Верховный судья рассмеялся в ответ:
– Любопытно, что тебя смущает эта часть. Мне бы хотелось понять, что означает «долго».
– Это примерно тридцать два месяца и десять дней.
Тому, кто всякий раз украдкой подслушивает снаружи беседки, сказки тоже нравятся: я не начинаю рассказ, пока не стихнут все шорохи за моей спиной, и ухожу спать, лишь дождавшись звука торопливо удаляющихся шагов.
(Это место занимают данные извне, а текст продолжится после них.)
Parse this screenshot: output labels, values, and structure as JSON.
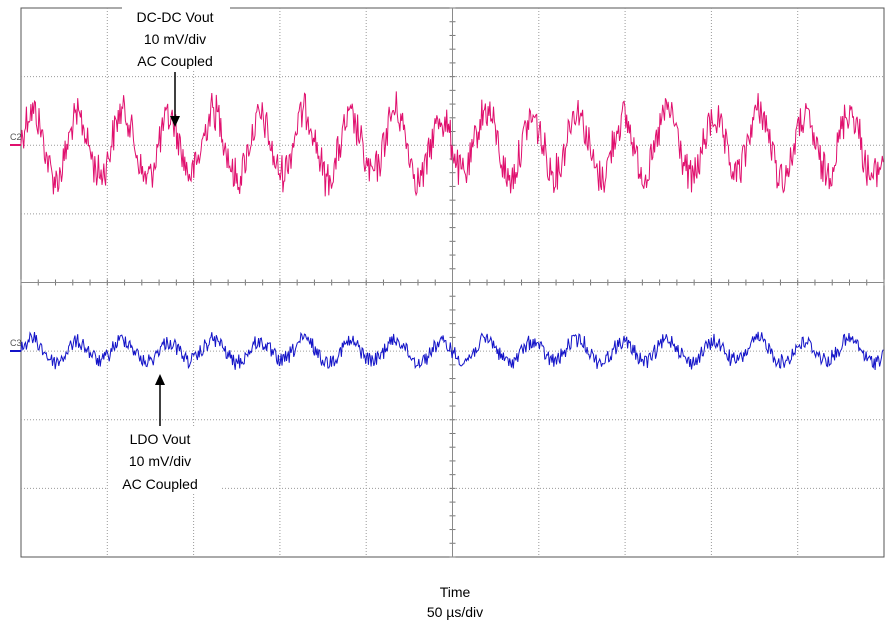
{
  "chart_data": {
    "type": "line",
    "title": "",
    "grid": true,
    "divisions": {
      "horizontal": 10,
      "vertical": 8
    },
    "xlabel": "Time",
    "xscale": "50 µs/div",
    "series": [
      {
        "name": "DC-DC Vout",
        "channel": "C2",
        "color": "#e0106e",
        "scale": "10 mV/div",
        "coupling": "AC Coupled",
        "offset_div": 2,
        "ripple_pp_div": 0.9,
        "ripple_periods_across_screen": 19,
        "switching_noise_pp_div": 0.6
      },
      {
        "name": "LDO Vout",
        "channel": "C3",
        "color": "#1414c8",
        "scale": "10 mV/div",
        "coupling": "AC Coupled",
        "offset_div": -1,
        "ripple_pp_div": 0.3,
        "ripple_periods_across_screen": 19,
        "switching_noise_pp_div": 0.25
      }
    ],
    "annotations": [
      {
        "target": "C2",
        "lines": [
          "DC-DC Vout",
          "10 mV/div",
          "AC Coupled"
        ],
        "arrow": "down"
      },
      {
        "target": "C3",
        "lines": [
          "LDO Vout",
          "10 mV/div",
          "AC Coupled"
        ],
        "arrow": "up"
      }
    ],
    "x_axis_caption": [
      "Time",
      "50 µs/div"
    ]
  }
}
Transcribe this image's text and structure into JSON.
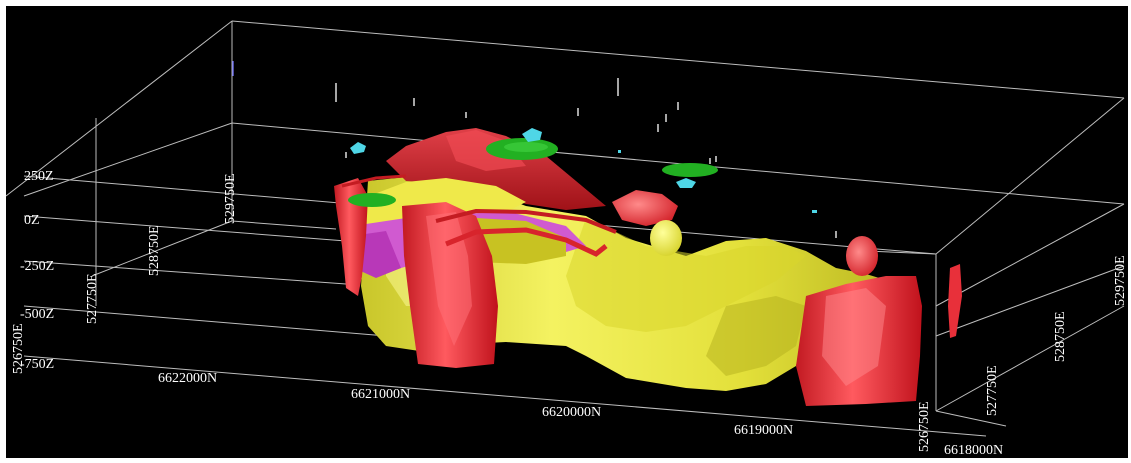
{
  "viewer": {
    "background": "#000000",
    "grid_color": "#bdbdbd",
    "label_color": "#ffffff"
  },
  "axes": {
    "z_labels": [
      "250Z",
      "0Z",
      "-250Z",
      "-500Z",
      "-750Z"
    ],
    "northing_labels": [
      "6622000N",
      "6621000N",
      "6620000N",
      "6619000N",
      "6618000N"
    ],
    "easting_left_labels": [
      "526750E",
      "527750E",
      "528750E",
      "529750E"
    ],
    "easting_right_labels": [
      "526750E",
      "527750E",
      "528750E",
      "529750E"
    ]
  },
  "bodies": {
    "yellow_body_color": "#e8e63c",
    "red_body_color": "#e8303a",
    "magenta_body_color": "#d05ad0",
    "green_disc_color": "#22b022",
    "cyan_marker_color": "#4fd6e6"
  }
}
Другим общением я не отягощён. Фред, завидя меня, спрашивает только новости о Кларке. Я – звено в цепочке – передаю, что новостей пока нет. Всегда говорю «пока», ведь моя задача как рассказчика – правильно подбирать слова. Другая задача – искать сведения, но о странниках, которые (предположительно) взяли в плен моего нерадивого ассистента, говорили неохотно. Мятежники, нарушители закона, предатели дома и рода своего, напасть похуже голода и засухи. Они грабят и убивают, везде оставляя свой знак – расколотую башню, охваченную огнём. Ту самую башню, что подпирает небо перед дворцом верховного судьи. Когда я спрашиваю, где искать странников, от меня отмахиваются, как от назойливой мухи: это забота стражей. Так что пока я не преуспел.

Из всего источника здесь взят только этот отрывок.